Amor proprio e impegno sociale, tenetelo a mente: in molti sostengono di difendere questa splendente e dolorosissima terra, conosciuta come il Tacco dello Stivale, dove imperterrito domina lu sule, lu mare e lu ientu, ma in pochi (forse si contano sulle dita di una mano) hanno realmente messo in discussione il proprio status esponendosi oltremodo.
Banfield, storico statunitense senza remore nè costrizioni sulla penna accademica, credeva che il male reale del meridione d’Italia fosse il familismo am0rale, ovvero quella malsana convizione di curare solo il proprio orticello e i corrispettivi interessi familiari, piuttosto che mettersi in discussione offrendo impegno a favore della comunità.
Vero, discutibilmente vero.
Adesso leggete questo passaggio di Le radici ca tieni, e vediamo un pò se ne comprendete il messaggio obliquo:
“Ca la vera cultura è cu sai vivere, cu biessi tuesu, ma sempre sensibile.

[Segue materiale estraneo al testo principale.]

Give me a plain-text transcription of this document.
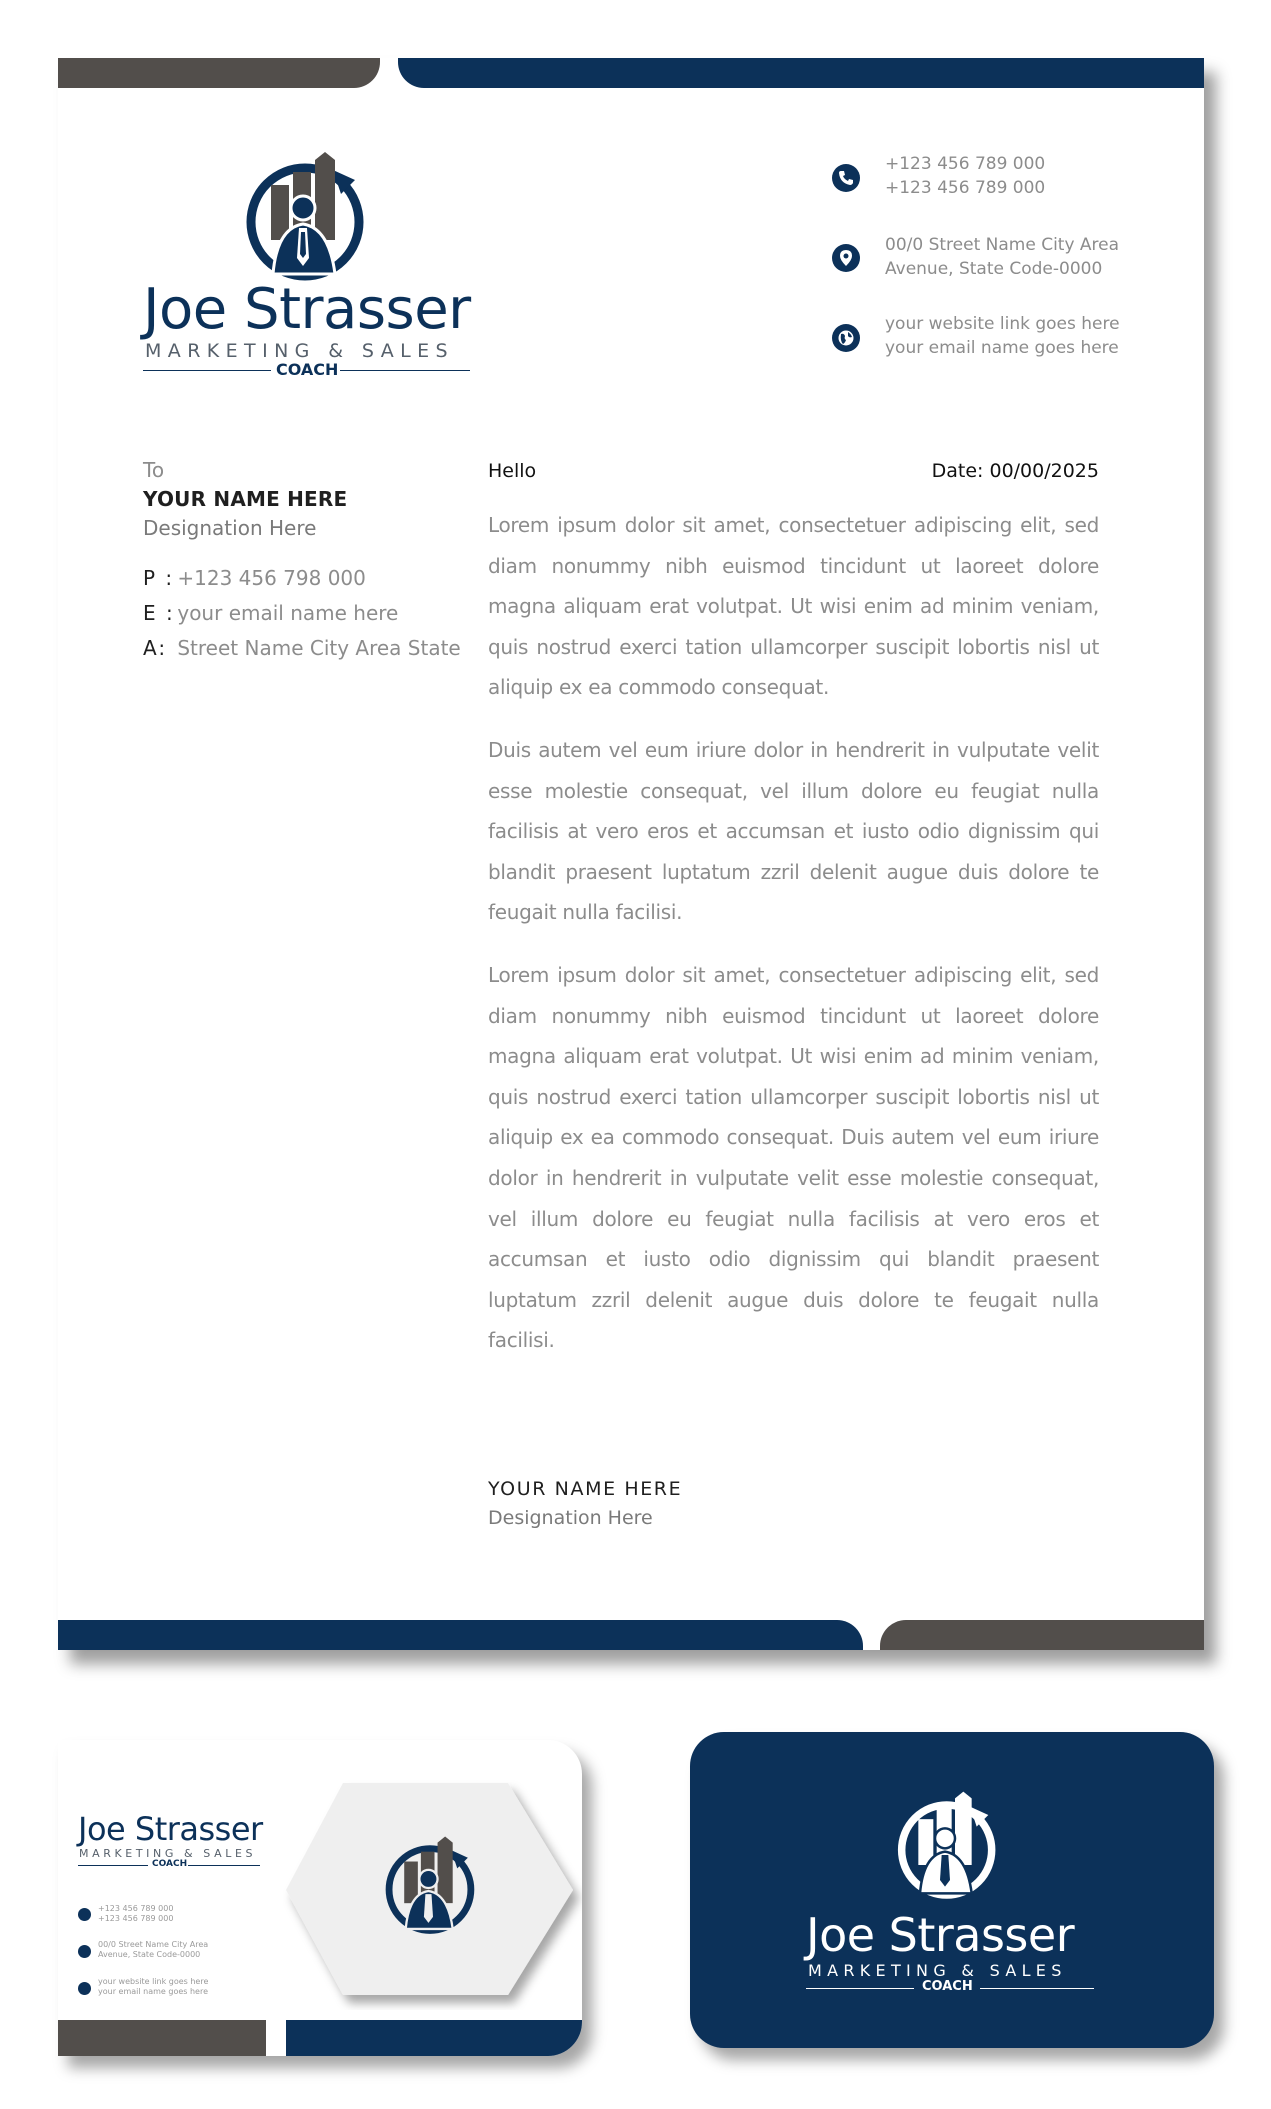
Joe Strasser
MARKETING & SALES
COACH
+123 456 789 000
+123 456 789 000
00/0 Street Name City Area
Avenue, State Code-0000
your website link goes here
your email name goes here
To
YOUR NAME HERE
Designation Here
P : +123 456 798 000
E : your email name here
A: Street Name City Area State
Hello	Date: 00/00/2025
Lorem ipsum dolor sit amet, consectetuer adipiscing elit, sed diam nonummy nibh euismod tincidunt ut laoreet dolore magna aliquam erat volutpat. Ut wisi enim ad minim veniam, quis nostrud exerci tation ullamcorper suscipit lobortis nisl ut aliquip ex ea commodo consequat.
Duis autem vel eum iriure dolor in hendrerit in vulputate velit esse molestie consequat, vel illum dolore eu feugiat nulla facilisis at vero eros et accumsan et iusto odio dignissim qui blandit praesent luptatum zzril delenit augue duis dolore te feugait nulla facilisi.
Lorem ipsum dolor sit amet, consectetuer adipiscing elit, sed diam nonummy nibh euismod tincidunt ut laoreet dolore magna aliquam erat volutpat. Ut wisi enim ad minim veniam, quis nostrud exerci tation ullamcorper suscipit lobortis nisl ut aliquip ex ea commodo consequat. Duis autem vel eum iriure dolor in hendrerit in vulputate velit esse molestie consequat, vel illum dolore eu feugiat nulla facilisis at vero eros et accumsan et iusto odio dignissim qui blandit praesent luptatum zzril delenit augue duis dolore te feugait nulla facilisi.
YOUR NAME HERE
Designation Here
Joe Strasser
MARKETING & SALES
COACH
+123 456 789 000
+123 456 789 000
00/0 Street Name City Area
Avenue, State Code-0000
your website link goes here
your email name goes here
Joe Strasser
MARKETING & SALES
COACH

Quannu la vita ete dura è meiu cu sai amare, puru quannu te pare ca ete impossibile…”.
Un pezzettino di rara bellezza dialettale, dove si invoca il rispetto dei più deboli e si invita a cogliere la vera essere della vita, nella quale le cose più sensazionali sono indiscutibilmente quelle che non tocchiamo con mano, e proprio per questo ci scavano dentro l’inconscio.
La canzone citata è l’inno di quel Salento che lotta, ama e resiste. Parla della storia di tutti noi, che abbiamo bisogno toujours di una sveglia a decibel illimitati per ricordarci che il futuro della nostra sofferta terra non può essere regalato al tecnocrate avido di pecunia o all’esibizionista pronto a divorare anche millenarie conschiglie e minuscoli sassi per placare l’inesauribile fame.

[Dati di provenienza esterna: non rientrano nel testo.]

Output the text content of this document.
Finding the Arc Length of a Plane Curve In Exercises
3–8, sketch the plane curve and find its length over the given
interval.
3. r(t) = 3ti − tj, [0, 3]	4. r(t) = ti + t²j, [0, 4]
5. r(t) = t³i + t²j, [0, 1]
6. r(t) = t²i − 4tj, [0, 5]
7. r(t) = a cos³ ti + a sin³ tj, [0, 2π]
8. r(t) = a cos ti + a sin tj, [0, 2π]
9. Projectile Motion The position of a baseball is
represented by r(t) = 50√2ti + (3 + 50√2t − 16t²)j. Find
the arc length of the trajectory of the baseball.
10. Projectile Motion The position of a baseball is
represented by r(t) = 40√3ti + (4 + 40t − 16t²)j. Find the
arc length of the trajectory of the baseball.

I Sud Sound System è da anni che cantano in ogni parte dello Stivale di problemi lancinanti come l’Ilva, la Tap, la Triv e quello freschissimo della Xylella. Nei teatri del Mezzogiorno potrete ascoltare in questi giorni l’unplugged show Salento Fuoco e Fumo (regia di Nando Popu), giusto per capire di cosa vi sto narrando.
Sostengo fermamente che la SSS è l’unica che merita di dare una risposta chiara alle illazioni dei diversi imprenditori nordici, per il semplice fatto che sono “salentinisti” della prima ora e non gli ultimi cavalcatori del solito cavallone ignorante sui social.
Lo Scirocco danzante della musica italiana, ecco il vessillo letterario che mi sento di dare alla triade che cogita e riposa sotto il più lussureggiante calipso. Altri colleghi de il Quotidiano di Puglia, sicuramente più illustri per nomea, ma di certo giammai esemplari, hanno malamente etichettato questi eterni vagnuni alimentati da sentimenti autentici, come si suol dire “degustibus disputandum est”, però un concetto ci tengo rimanga lampante nei secoli a venire: chi si spende incondizionatamente a favore del proprio territorio merita rispetto, per tutti gli altri, indipendentemente della carica che possano ricoprire, l’unico gesto meritevole è una pernacchia stonata, ma di gusto.